Major insurers to improve fire damage definitions

Major insurers to improve fire damage definitions | Insurance Business Australia

Major insurers to improve fire damage definitions

As Australia continues to deal with bushfires every year, major home insurers have improved the terms and conditions of their home fire claims coverage to make it easier for customers to claim for fire damage.

The policy updates came after bushfires devastated the east coast of Australia early last year, with over $2.3 billion paid out in claims to policyholders following the 2019 to 2020 bushfires, according to the Sydney Morning Herald.

Consumer advocate Choice also called for better fire claims definitions for exclusions on home and contents insurance policies after finding out in its investigation that 70% of home and contents insurance policies contained “confusing, unfair, or unclear” fire definitions. For example, some policies excluded damage from “heat, soot, smoke, or ash.” Meanwhile, other policies set a seemingly unfair limit of 10 metres on the distance of a fire from a damaged property.

Choice contacted major home and contents insurers Youi, Budget Direct, Virgin Money, and ING and their parent companies to secure commitments to changing fire damage definitions in their policies.

Choice senior campaigns and policy adviser Dean Price noted differences among policies, but the insurers changed confusing definitions.

“Some of the old definitions of fire excluded damage caused by smoke, smouldering, and melting. These loose definitions provided insurers with the scope to deny coverage when your home was damaged by a fire without flame damage,” Price said, as reported by the Sydney Morning Herald.

Insurance underwriter Auto and General director Jonathan Kerr stated that they will extend and clarify their standard home and contents insurance policy terms to cover heat, ash, smoke, or soot damage within 100 metres of an insured address.

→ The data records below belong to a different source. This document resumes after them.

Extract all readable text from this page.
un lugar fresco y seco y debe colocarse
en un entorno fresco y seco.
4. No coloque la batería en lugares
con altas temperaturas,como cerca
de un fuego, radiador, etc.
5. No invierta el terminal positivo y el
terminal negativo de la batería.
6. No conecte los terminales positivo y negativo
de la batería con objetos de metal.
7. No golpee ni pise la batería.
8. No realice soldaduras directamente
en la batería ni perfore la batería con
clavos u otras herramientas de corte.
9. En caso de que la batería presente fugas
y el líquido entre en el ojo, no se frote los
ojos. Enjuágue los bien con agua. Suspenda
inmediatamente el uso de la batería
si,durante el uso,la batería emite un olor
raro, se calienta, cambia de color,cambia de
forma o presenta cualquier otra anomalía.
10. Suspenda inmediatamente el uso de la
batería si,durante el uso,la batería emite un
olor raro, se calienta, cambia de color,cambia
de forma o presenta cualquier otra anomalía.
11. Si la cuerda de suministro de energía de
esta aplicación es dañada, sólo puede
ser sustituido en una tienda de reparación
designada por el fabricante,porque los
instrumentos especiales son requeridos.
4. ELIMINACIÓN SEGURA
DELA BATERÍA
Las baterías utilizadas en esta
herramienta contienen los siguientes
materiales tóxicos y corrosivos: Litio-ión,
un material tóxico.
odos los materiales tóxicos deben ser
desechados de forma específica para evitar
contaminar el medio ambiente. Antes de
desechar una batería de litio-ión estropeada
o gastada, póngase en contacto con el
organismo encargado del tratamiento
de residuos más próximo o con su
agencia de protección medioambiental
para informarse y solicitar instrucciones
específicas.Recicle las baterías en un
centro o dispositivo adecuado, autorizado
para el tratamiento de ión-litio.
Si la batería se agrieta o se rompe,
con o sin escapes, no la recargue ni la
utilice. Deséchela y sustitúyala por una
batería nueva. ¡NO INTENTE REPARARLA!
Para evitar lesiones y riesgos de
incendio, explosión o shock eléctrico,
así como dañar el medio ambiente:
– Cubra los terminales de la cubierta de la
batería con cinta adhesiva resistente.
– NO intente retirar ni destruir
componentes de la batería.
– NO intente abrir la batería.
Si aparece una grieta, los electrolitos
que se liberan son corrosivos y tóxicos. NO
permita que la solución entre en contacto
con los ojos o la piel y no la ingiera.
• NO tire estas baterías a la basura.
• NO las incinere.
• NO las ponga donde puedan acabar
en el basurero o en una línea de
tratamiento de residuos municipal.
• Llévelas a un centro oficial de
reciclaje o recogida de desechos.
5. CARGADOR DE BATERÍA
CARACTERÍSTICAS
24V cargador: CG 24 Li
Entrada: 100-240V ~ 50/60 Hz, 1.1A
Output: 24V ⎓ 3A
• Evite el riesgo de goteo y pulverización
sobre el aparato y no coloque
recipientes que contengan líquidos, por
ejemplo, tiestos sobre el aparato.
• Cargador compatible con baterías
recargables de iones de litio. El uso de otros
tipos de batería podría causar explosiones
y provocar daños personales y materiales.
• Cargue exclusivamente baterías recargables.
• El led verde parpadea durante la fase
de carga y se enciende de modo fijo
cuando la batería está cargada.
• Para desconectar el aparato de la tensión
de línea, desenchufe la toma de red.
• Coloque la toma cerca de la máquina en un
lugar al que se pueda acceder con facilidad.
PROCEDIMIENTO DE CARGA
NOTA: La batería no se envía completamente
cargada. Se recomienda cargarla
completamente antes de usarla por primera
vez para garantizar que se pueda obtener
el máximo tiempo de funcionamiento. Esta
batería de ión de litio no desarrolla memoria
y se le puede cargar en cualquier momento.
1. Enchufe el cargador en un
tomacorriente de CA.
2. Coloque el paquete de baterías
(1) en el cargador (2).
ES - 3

The upgrade will be available for all Auto and General home and contents insurance products and the brands that it underwrites.

“The new fire definitions will provide clarity and confidence to customers with home-and-contents [insurance],” Kerr said, as reported by the Sydney Morning Herald. “The improved terms have no impact on the premium our customers pay and, as a result, we have not changed the locations that we offer home and contents insurance.”

Meanwhile, Youi head of public relations Belinda Zordan confirmed that the company's changes to its terms and conditions will come into effect for all of its home and contents insurance policies later this year – with new product disclosure statements including coverage for soot, smoke, or damage from flames within 100 metres of a building, up from 10 metres currently.

“A key factor that is impacting premiums for all Australian insurers is the rising cost of reinsurance due to the high level of the recent natural disasters,” Zordan said, emphasising that any premium increases related to the upgrades would be “insignificant”.